Extended Data Fig. 8. Role for STEEP in host defense and inflammation.

(a) The workflow for examination of HSV1 replication in genome-edited brain slices from Cas9^lsl mice. (b) To evaluate expression from the Cas9 and GFP-containing locus, emission of fluorescence from AAV9-treated Cas9^lsl brain slices was monitored. The images represent brain slices 6 days after treatment. Representative images from two biologically independent experiments with similar results are shown. (c-d) Levels of type I IFN bioactivity and CXCL10 protein in serum from five SLE patients and two healthy donors. (e-g) Box plots of TCGA RNA expression profiles in Bladder Urothelial Carcinoma (BLCA, e), Cervical Kidney renal papillary cell carcinoma (KIRP, f), and Liver Hepatocellular Carcinoma (LIHC, g). Samples with the highest 25% and the lowest 25% of STEEP (upper panels) and STING (lower panels) expression were selected and grouped. CXCL10, MX2, Viperin (RSAD2), STAT1 and GAPDH gene expression levels were compared between STEEP/STING-high and STEEP/STING-low groups. The upper and lower ends of the boxes represent the upper and lower quartiles, and the horizontal line inside the box is median of the dataset. The bar extending parallel from the boxes is the “whiskers”, indicating upper and lower extreme of the dataset. Statistical significance was evaluated using two-tailed Mann-Whitney test (^ns P > 0.01, *P < 0.01, **P < 0.001). (h) Imagestream analysis of ER membrane curvature. HEK-293T cells were co-transfected by MTMR3/MTMR3-C143S, STING/ STING SAVI mutant and GFP¹³³ for 24 h. After fixation and pre-permeabilization, the cells were stained with anti-calreticulin and relevant secondary antibodies. (n = 3) (^ns P = 0.15, ^ns P = 0.10, *P = 0.038, *P = 0.029, left to right). For data from ImageStream analysis (panel h), each data point represents the percent of positive cells from one representative sample and are shown as means +/- st.dev. Statistical analysis of data panel h was performed using two-tailed Student’s t-test.

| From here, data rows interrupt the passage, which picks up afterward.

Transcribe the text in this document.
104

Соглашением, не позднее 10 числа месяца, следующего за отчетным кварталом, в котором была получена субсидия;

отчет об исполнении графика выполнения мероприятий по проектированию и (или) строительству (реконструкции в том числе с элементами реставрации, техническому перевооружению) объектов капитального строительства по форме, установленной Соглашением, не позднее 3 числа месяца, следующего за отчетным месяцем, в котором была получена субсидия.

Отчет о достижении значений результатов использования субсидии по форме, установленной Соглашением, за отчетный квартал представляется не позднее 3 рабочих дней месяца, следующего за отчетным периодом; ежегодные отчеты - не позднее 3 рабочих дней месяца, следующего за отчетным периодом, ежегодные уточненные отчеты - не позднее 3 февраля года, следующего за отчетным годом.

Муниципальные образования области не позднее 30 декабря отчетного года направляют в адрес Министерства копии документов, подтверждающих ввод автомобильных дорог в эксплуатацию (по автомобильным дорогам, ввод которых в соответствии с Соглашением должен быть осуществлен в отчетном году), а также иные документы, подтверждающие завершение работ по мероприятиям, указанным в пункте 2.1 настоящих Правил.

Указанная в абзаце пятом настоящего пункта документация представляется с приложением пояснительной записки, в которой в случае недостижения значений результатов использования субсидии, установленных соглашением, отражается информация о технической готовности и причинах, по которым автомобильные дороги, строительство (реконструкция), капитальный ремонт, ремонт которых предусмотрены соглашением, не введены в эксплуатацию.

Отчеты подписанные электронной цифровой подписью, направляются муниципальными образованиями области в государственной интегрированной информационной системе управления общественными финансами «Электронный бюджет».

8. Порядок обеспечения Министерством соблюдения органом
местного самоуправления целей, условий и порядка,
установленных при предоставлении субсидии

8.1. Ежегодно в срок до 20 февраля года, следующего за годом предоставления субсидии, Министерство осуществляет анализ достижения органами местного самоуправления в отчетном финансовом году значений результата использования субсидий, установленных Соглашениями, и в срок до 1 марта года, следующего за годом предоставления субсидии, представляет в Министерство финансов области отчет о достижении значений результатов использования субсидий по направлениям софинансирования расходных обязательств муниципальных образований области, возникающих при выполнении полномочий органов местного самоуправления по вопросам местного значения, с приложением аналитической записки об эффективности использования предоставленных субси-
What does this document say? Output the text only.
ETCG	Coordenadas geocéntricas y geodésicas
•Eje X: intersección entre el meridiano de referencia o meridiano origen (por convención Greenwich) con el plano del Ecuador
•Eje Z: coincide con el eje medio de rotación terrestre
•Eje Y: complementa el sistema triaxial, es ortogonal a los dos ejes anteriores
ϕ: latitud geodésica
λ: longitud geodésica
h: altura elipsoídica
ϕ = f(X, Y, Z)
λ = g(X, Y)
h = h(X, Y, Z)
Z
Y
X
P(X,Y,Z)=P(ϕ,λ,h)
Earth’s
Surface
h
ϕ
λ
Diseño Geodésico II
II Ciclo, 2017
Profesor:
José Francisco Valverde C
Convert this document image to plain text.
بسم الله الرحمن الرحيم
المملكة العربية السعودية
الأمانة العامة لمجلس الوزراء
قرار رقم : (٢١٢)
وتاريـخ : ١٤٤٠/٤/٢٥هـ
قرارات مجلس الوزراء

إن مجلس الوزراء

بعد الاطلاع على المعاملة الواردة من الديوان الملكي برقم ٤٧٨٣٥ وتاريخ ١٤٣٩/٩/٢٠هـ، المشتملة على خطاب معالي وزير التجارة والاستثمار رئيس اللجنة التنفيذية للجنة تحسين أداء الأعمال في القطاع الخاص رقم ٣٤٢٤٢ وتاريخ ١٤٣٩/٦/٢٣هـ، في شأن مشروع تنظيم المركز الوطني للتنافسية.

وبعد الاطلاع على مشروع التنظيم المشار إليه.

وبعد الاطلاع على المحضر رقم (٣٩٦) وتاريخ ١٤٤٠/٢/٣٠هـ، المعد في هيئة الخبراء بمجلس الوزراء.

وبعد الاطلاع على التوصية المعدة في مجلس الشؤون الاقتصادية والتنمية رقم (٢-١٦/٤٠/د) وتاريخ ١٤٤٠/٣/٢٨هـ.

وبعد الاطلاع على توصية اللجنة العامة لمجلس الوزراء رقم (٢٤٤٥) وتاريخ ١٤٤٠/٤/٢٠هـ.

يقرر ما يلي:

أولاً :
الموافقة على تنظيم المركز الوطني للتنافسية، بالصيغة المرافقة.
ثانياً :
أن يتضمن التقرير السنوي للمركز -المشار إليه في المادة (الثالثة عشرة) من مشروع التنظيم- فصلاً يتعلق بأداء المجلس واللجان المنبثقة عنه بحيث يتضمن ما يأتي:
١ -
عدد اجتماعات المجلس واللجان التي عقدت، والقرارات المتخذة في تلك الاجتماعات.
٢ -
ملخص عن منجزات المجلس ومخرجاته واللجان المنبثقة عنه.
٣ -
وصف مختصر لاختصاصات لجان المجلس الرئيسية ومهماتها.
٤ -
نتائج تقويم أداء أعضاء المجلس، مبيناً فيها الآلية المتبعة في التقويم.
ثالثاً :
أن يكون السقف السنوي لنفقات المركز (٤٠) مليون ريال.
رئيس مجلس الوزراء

Extended Data Fig. 9. Proposed model for action of STEEP in STING signaling.

Interaction between STEEP and STING is observed in the resting state, but this is augmented following STING activation. This may involve the conformational change imposed on STING following cGAMP binding or mediated with low threshold in SAVI gain-of-function STING mutants. The STEEP-STING association increases recruitment of the VPS34 complex I to produce PI3P on the ER. The PI3P accumulation in turn induces ER membrane curvature in the STING containing areas, thus recruiting the COPII complex factors SAR1 and SEC24 to ER to form the ER exit site. This finally sorts STING into COPII vesicles for delivery to ERGIC/Golgi to enable antiviral and inflammatory responses.

Data Availability

The data that support the findings of this study are available from the corresponding author upon request.